North Korea’s mobile service began in November 2002, with products from Motorola Corp. of the United States and Nokia Corp. of Finland on the market in Pyongyang, Yonhap news agency said.

North Koreans were seen using mobile phones last month when the two Koreas held minister-level rapprochment talks, it said.

Experts believe North Korea had introduced the mobile technology to make communications convenient but later realised the device caused floods of foreign culture into the reclusive country, Yonhap said.

So now their use is forbidden, and they’ve been recalled. Sometimes I think Kim and his coterie might be a wee bit paranoid. Just a bit.
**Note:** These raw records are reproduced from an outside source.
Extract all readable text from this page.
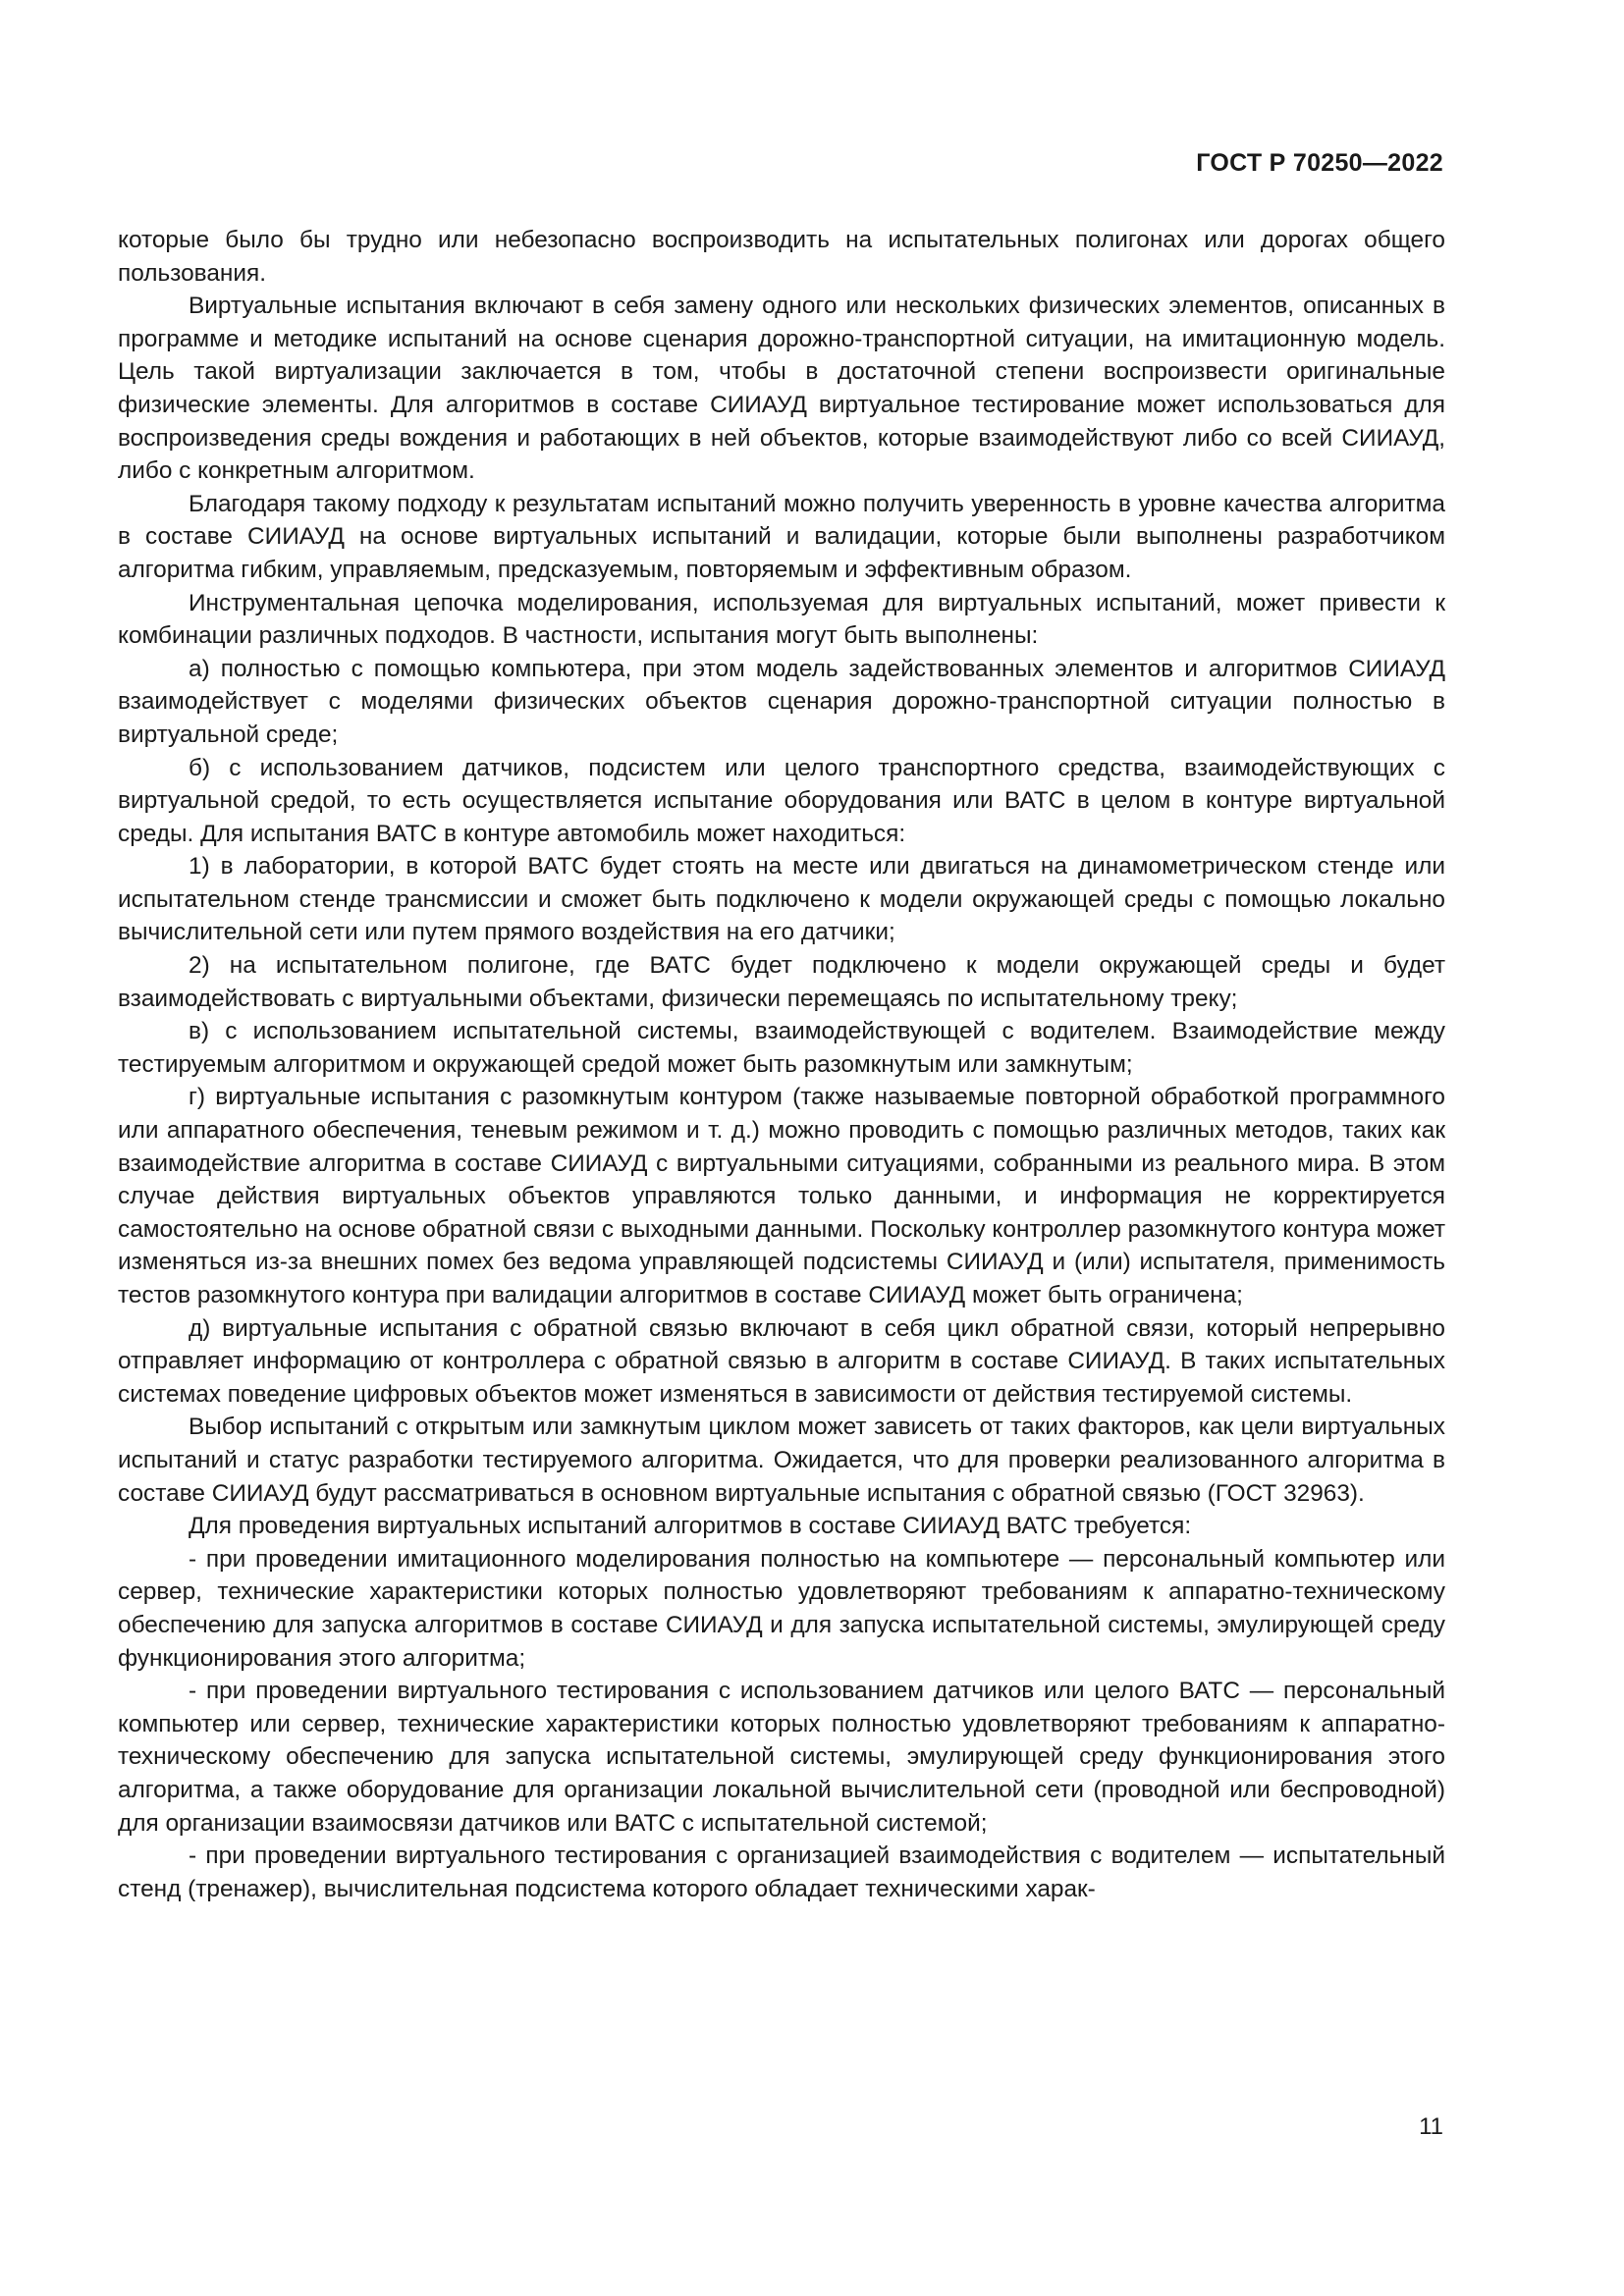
ГОСТ Р 70250—2022

которые было бы трудно или небезопасно воспроизводить на испытательных полигонах или дорогах общего пользования.

Виртуальные испытания включают в себя замену одного или нескольких физических элементов, описанных в программе и методике испытаний на основе сценария дорожно-транспортной ситуации, на имитационную модель. Цель такой виртуализации заключается в том, чтобы в достаточной степени воспроизвести оригинальные физические элементы. Для алгоритмов в составе СИИАУД виртуальное тестирование может использоваться для воспроизведения среды вождения и работающих в ней объектов, которые взаимодействуют либо со всей СИИАУД, либо с конкретным алгоритмом.

Благодаря такому подходу к результатам испытаний можно получить уверенность в уровне качества алгоритма в составе СИИАУД на основе виртуальных испытаний и валидации, которые были выполнены разработчиком алгоритма гибким, управляемым, предсказуемым, повторяемым и эффективным образом.

Инструментальная цепочка моделирования, используемая для виртуальных испытаний, может привести к комбинации различных подходов. В частности, испытания могут быть выполнены:

а) полностью с помощью компьютера, при этом модель задействованных элементов и алгоритмов СИИАУД взаимодействует с моделями физических объектов сценария дорожно-транспортной ситуации полностью в виртуальной среде;

б) с использованием датчиков, подсистем или целого транспортного средства, взаимодействующих с виртуальной средой, то есть осуществляется испытание оборудования или ВАТС в целом в контуре виртуальной среды. Для испытания ВАТС в контуре автомобиль может находиться:

1) в лаборатории, в которой ВАТС будет стоять на месте или двигаться на динамометрическом стенде или испытательном стенде трансмиссии и сможет быть подключено к модели окружающей среды с помощью локально вычислительной сети или путем прямого воздействия на его датчики;

2) на испытательном полигоне, где ВАТС будет подключено к модели окружающей среды и будет взаимодействовать с виртуальными объектами, физически перемещаясь по испытательному треку;

в) с использованием испытательной системы, взаимодействующей с водителем. Взаимодействие между тестируемым алгоритмом и окружающей средой может быть разомкнутым или замкнутым;

г) виртуальные испытания с разомкнутым контуром (также называемые повторной обработкой программного или аппаратного обеспечения, теневым режимом и т. д.) можно проводить с помощью различных методов, таких как взаимодействие алгоритма в составе СИИАУД с виртуальными ситуациями, собранными из реального мира. В этом случае действия виртуальных объектов управляются только данными, и информация не корректируется самостоятельно на основе обратной связи с выходными данными. Поскольку контроллер разомкнутого контура может изменяться из-за внешних помех без ведома управляющей подсистемы СИИАУД и (или) испытателя, применимость тестов разомкнутого контура при валидации алгоритмов в составе СИИАУД может быть ограничена;

д) виртуальные испытания с обратной связью включают в себя цикл обратной связи, который непрерывно отправляет информацию от контроллера с обратной связью в алгоритм в составе СИИАУД. В таких испытательных системах поведение цифровых объектов может изменяться в зависимости от действия тестируемой системы.

Выбор испытаний с открытым или замкнутым циклом может зависеть от таких факторов, как цели виртуальных испытаний и статус разработки тестируемого алгоритма. Ожидается, что для проверки реализованного алгоритма в составе СИИАУД будут рассматриваться в основном виртуальные испытания с обратной связью (ГОСТ 32963).

Для проведения виртуальных испытаний алгоритмов в составе СИИАУД ВАТС требуется:

- при проведении имитационного моделирования полностью на компьютере — персональный компьютер или сервер, технические характеристики которых полностью удовлетворяют требованиям к аппаратно-техническому обеспечению для запуска алгоритмов в составе СИИАУД и для запуска испытательной системы, эмулирующей среду функционирования этого алгоритма;

- при проведении виртуального тестирования с использованием датчиков или целого ВАТС — персональный компьютер или сервер, технические характеристики которых полностью удовлетворяют требованиям к аппаратно-техническому обеспечению для запуска испытательной системы, эмулирующей среду функционирования этого алгоритма, а также оборудование для организации локальной вычислительной сети (проводной или беспроводной) для организации взаимосвязи датчиков или ВАТС с испытательной системой;

- при проведении виртуального тестирования с организацией взаимодействия с водителем — испытательный стенд (тренажер), вычислительная подсистема которого обладает техническими харак-

11
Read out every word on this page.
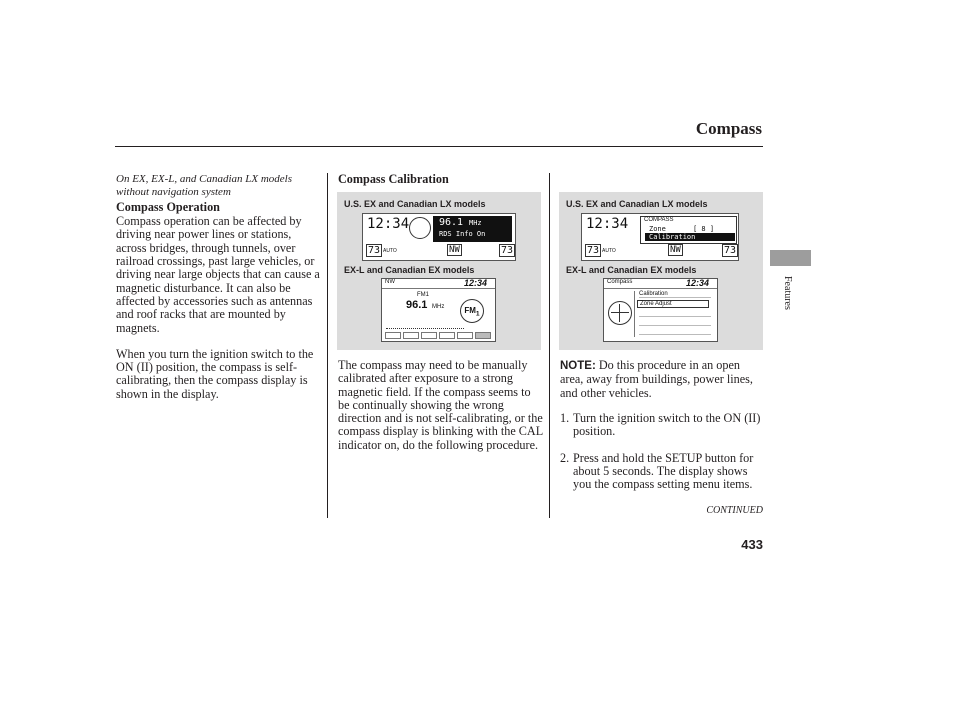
Compass
Features
On EX, EX-L, and Canadian LX models without navigation system
Compass Operation
Compass operation can be affected by driving near power lines or stations, across bridges, through tunnels, over railroad crossings, past large vehicles, or driving near large objects that can cause a magnetic disturbance. It can also be affected by accessories such as antennas and roof racks that are mounted by magnets.
When you turn the ignition switch to the ON (II) position, the compass is self-calibrating, then the compass display is shown in the display.
Compass Calibration
U.S. EX and Canadian LX models
12:34	96.1 MHz
RDS Info On
73 AUTO	NW	73
EX-L and Canadian EX models
NW	12:34
FM1
96.1 MHz	$FM_1$
The compass may need to be manually calibrated after exposure to a strong magnetic field. If the compass seems to be continually showing the wrong direction and is not self-calibrating, or the compass display is blinking with the CAL indicator on, do the following procedure.
U.S. EX and Canadian LX models
12:34	COMPASS
Zone	[ 8 ]
Calibration
73 AUTO	NW	73
EX-L and Canadian EX models
Compass	12:34
Calibration
Zone Adjust
NOTE: Do this procedure in an open area, away from buildings, power lines, and other vehicles.
1. Turn the ignition switch to the ON (II) position.
2. Press and hold the SETUP button for about 5 seconds. The display shows you the compass setting menu items.
CONTINUED
433
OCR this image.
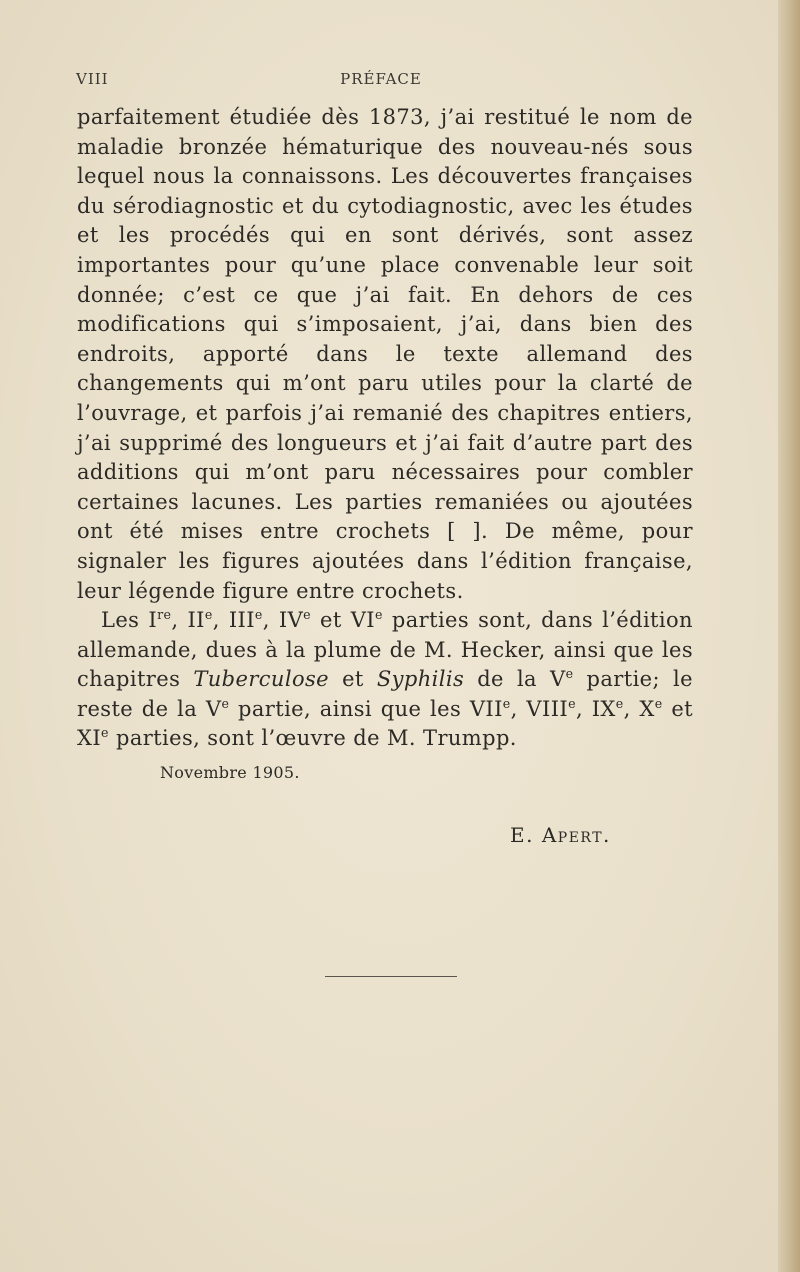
VIII	PRÉFACE

parfaitement étudiée dès 1873, j’ai restitué le nom de maladie bronzée hématurique des nouveau-nés sous lequel nous la connaissons. Les découvertes françaises du sérodiagnostic et du cytodiagnostic, avec les études et les procédés qui en sont dérivés, sont assez importantes pour qu’une place convenable leur soit donnée; c’est ce que j’ai fait. En dehors de ces modifications qui s’imposaient, j’ai, dans bien des endroits, apporté dans le texte allemand des changements qui m’ont paru utiles pour la clarté de l’ouvrage, et parfois j’ai remanié des chapitres entiers, j’ai supprimé des longueurs et j’ai fait d’autre part des additions qui m’ont paru nécessaires pour combler certaines lacunes. Les parties remaniées ou ajoutées ont été mises entre crochets [ ]. De même, pour signaler les figures ajoutées dans l’édition française, leur légende figure entre crochets.

Les Ire, IIe, IIIe, IVe et VIe parties sont, dans l’édition allemande, dues à la plume de M. Hecker, ainsi que les chapitres Tuberculose et Syphilis de la Ve partie; le reste de la Ve partie, ainsi que les VIIe, VIIIe, IXe, Xe et XIe parties, sont l’œuvre de M. Trumpp.

Novembre 1905.
E. Apert.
The Discussion: 3 Comments

Two things, one, I found it hard enough to get mobile telephone reception in some modern cities. What kind of reception would you get in a country were people would strip the wires off of a mast and sell them to by food, and two, mobile telephones, particularly satellite telephones are far harder to tap than rickety North Korean telephone exchanges are. I think that they suddenly woke up and saw that businessmen (people who can afford a telephone) where probably using them for covert conversations that the intelligence services hadn’t yet invested in the equipment to bug.

Paranoia yes, fear of cultural interference no.